As sanctions continue to make headlines, the English Commercial Court's recent decision in MUR Shipping BV v RTI Ltd1 demonstrates the impact these wide-reaching prohibitions and restrictions can have on apparently unconnected transactions. The case, in which it was held that the exercise of reasonable endeavours under a force majeure provision did not require a party to sacrifice their rights to contractual performance in circumstances where sanctions would otherwise bite, should also be welcomed by commercial parties as a helpful confirmation of English law's respect for party autonomy.
The claimant shippers entered into a contract of affreightment ("COA") with the defendant charterers in 2016 to carry consignments of bauxite from Guinea to Ukraine, with freight payable in US dollars. The COA provided that neither party would be liable to the other for loss in the event of a "force majeure event" which could not be "overcome by reasonable endeavours from the party affected".
In April 2018, the US Government imposed sanctions on the charterers' parent company. The shippers invoked the COA's force majeure clause on the basis that it would be a breach of sanctions for them to continue performance of the COA, and that the sanctions prevented US dollar payments by the charterers. The charterers disagreed that sanctions would interfere with cargo operations and proposed that payment be made in euros. The shippers rejected that suggestion as payment in euros was not provided for under the contract and such an arrangement would therefore constitute non-contractual performance. The shippers declined to nominate ships under the COA until a licence was granted by the US authorities allowing normal trading activities to continue. The charterers obtained alternative tonnage for this period and brought a claim against the shippers for the additional costs incurred.
The dispute proceeded to arbitration. The tribunal ultimately concluded, on the basis of expert evidence, that the imposed sanctions would not have prevented payment under the COA. However, it was highly probable that any US intermediary bank through which the dollar payments were routed would have exercised extreme caution in making payment. Given the potentially serious consequences that can flow from a failure to comply with the relevant sanctions legislation, the shippers were entitled to take time to review the situation, subject to the "reasonable endeavours" qualification in the force majeure clause. In this respect, the tribunal concluded that the charterers' proposal that payment be made in euros was a realistic alternative which, as a matter of reasonable endeavours, the shippers should have accepted. Accordingly, the shippers were unable to rely on the force majeure clause and were found liable for damages in excess of $2 million. The shippers appealed to the English Commercial Court under section 69 Arbitration Act 1996.
The issue before the Commercial Court
Amongst other matters, the shippers' appeal raised a key question of law: would reasonable endeavours in this context extend to accepting payment in (non-contractual) euros, in place of (contractual) US dollars?

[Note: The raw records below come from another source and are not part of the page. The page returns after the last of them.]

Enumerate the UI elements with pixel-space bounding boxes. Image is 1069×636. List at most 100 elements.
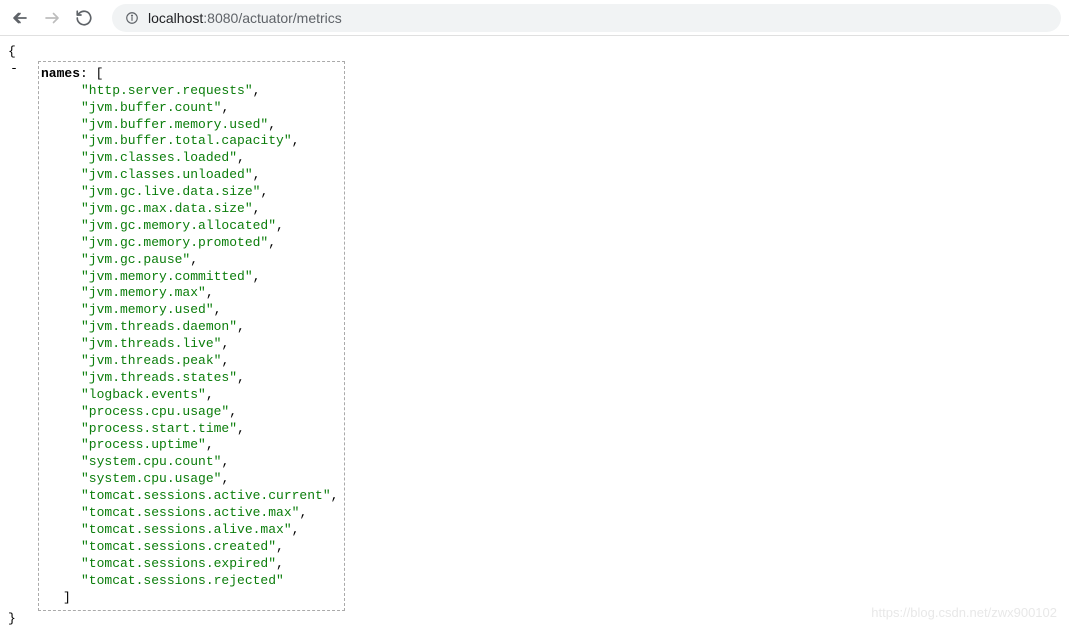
json-string-value: "jvm.memory.used" [81, 302, 214, 317]
json-string-value: "http.server.requests" [81, 83, 253, 98]
comma: , [292, 522, 300, 537]
json-string-item: "jvm.classes.unloaded", [81, 167, 338, 184]
json-string-value: "jvm.threads.live" [81, 336, 221, 351]
json-viewer: { - names: [ "http.server.requests","jvm… [0, 36, 1069, 636]
json-string-value: "jvm.gc.memory.promoted" [81, 235, 268, 250]
json-string-value: "system.cpu.usage" [81, 471, 221, 486]
comma: , [237, 150, 245, 165]
address-bar[interactable]: localhost:8080/actuator/metrics [112, 4, 1061, 32]
json-string-item: "jvm.memory.committed", [81, 269, 338, 286]
json-string-item: "http.server.requests", [81, 83, 338, 100]
comma: , [221, 454, 229, 469]
comma: , [253, 167, 261, 182]
json-string-value: "jvm.gc.live.data.size" [81, 184, 260, 199]
json-string-item: "jvm.buffer.memory.used", [81, 117, 338, 134]
json-string-value: "tomcat.sessions.alive.max" [81, 522, 292, 537]
json-string-item: "process.uptime", [81, 437, 338, 454]
open-brace: { [8, 44, 1061, 61]
json-key-names: names [41, 66, 80, 81]
json-string-item: "system.cpu.usage", [81, 471, 338, 488]
comma: , [331, 488, 339, 503]
json-string-value: "jvm.threads.states" [81, 370, 237, 385]
url-port: :8080 [203, 10, 238, 26]
json-string-item: "jvm.gc.pause", [81, 252, 338, 269]
json-string-value: "tomcat.sessions.rejected" [81, 573, 284, 588]
url-host: localhost [148, 10, 203, 26]
comma: , [276, 539, 284, 554]
json-string-value: "jvm.buffer.memory.used" [81, 117, 268, 132]
json-string-item: "jvm.buffer.count", [81, 100, 338, 117]
json-string-item: "tomcat.sessions.expired", [81, 556, 338, 573]
info-icon[interactable] [124, 10, 140, 26]
comma: , [268, 235, 276, 250]
json-string-item: "process.start.time", [81, 421, 338, 438]
json-string-value: "jvm.gc.max.data.size" [81, 201, 253, 216]
json-string-value: "tomcat.sessions.active.current" [81, 488, 331, 503]
json-string-value: "jvm.buffer.count" [81, 100, 221, 115]
json-string-item: "jvm.memory.used", [81, 302, 338, 319]
json-string-item: "jvm.gc.memory.allocated", [81, 218, 338, 235]
comma: , [299, 505, 307, 520]
comma: , [221, 100, 229, 115]
comma: , [237, 370, 245, 385]
json-string-item: "jvm.classes.loaded", [81, 150, 338, 167]
url-path: /actuator/metrics [238, 10, 341, 26]
json-object-block: names: [ "http.server.requests","jvm.buf… [38, 61, 345, 612]
comma: , [221, 353, 229, 368]
comma: , [190, 252, 198, 267]
json-string-value: "tomcat.sessions.expired" [81, 556, 276, 571]
json-string-value: "jvm.gc.pause" [81, 252, 190, 267]
json-string-item: "tomcat.sessions.active.max", [81, 505, 338, 522]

The charterers submitted that, where a question arises as to the exercise of reasonable endeavours, the significance of any contractual obligation is simply one factor to be weighed in the balance in deciding the overall question of reasonableness, and the overall question was one for the tribunal to determine. However, Mr Justice Jacobs firmly rejected this proposition, which he noted was not supported by authority. He concluded that a party is not required, by the exercise of reasonable endeavours, to accept non-contractual performance in order to circumvent the effect of a force majeure (or similar) clause. A relevant contractual obligation is not simply a factor to be weighed in the balance when coming to an overall assessment of reasonableness.
The charterers also contended that, even if reasonable endeavours did not require a party to accept non-contractual performance in relation to the place of discharge or nature of cargo, the fact that euros could be readily converted to dollars meant that it should be accepted in this case. Again, Mr Justice Jacobs rejected the proposition, noting that it was both undesirable and difficult to weigh up the relative importance of different aspects of the contract, and was likely to lead to considerable uncertainty in the operation of force majeure clauses.
In this case, there was a contractual right to receive payment in US dollars, and a contractual obligation to make payment in US dollars. This right and obligation formed part of the parties' contractual agreement, and any requirement for reasonable endeavours could not require a party to take steps to achieve a result which formed no part of the parties' contractual agreement.
Now, more than ever, this case provides timely clarity on the steps parties are expected to take in addressing the contractual uncertainties that may arise with the imposition of international sanctions, as well as in other potential force majeure situations like the COVID-19 pandemic. It will no doubt come as a relief to many that the position is clear: where a force majeure provision requires it, then parties must undertake reasonable endeavours to fulfil their contractual rights and obligations – no less, but also no more.
In reaching his decision, Mr Justice Jacobs recognised the risk of contractual rights beginning to lose their meaning altogether if reasonable endeavours obligations in this context are extended too far. For, if the test turns on what is reasonable in a case, notwithstanding the contractual agreement between the parties, what is a contractual right at all? The decision in MUR Shipping BV v RTI Ltd affirms the foundational English contract law principle of the respect for party autonomy and its upcoming appeal will be followed with interest.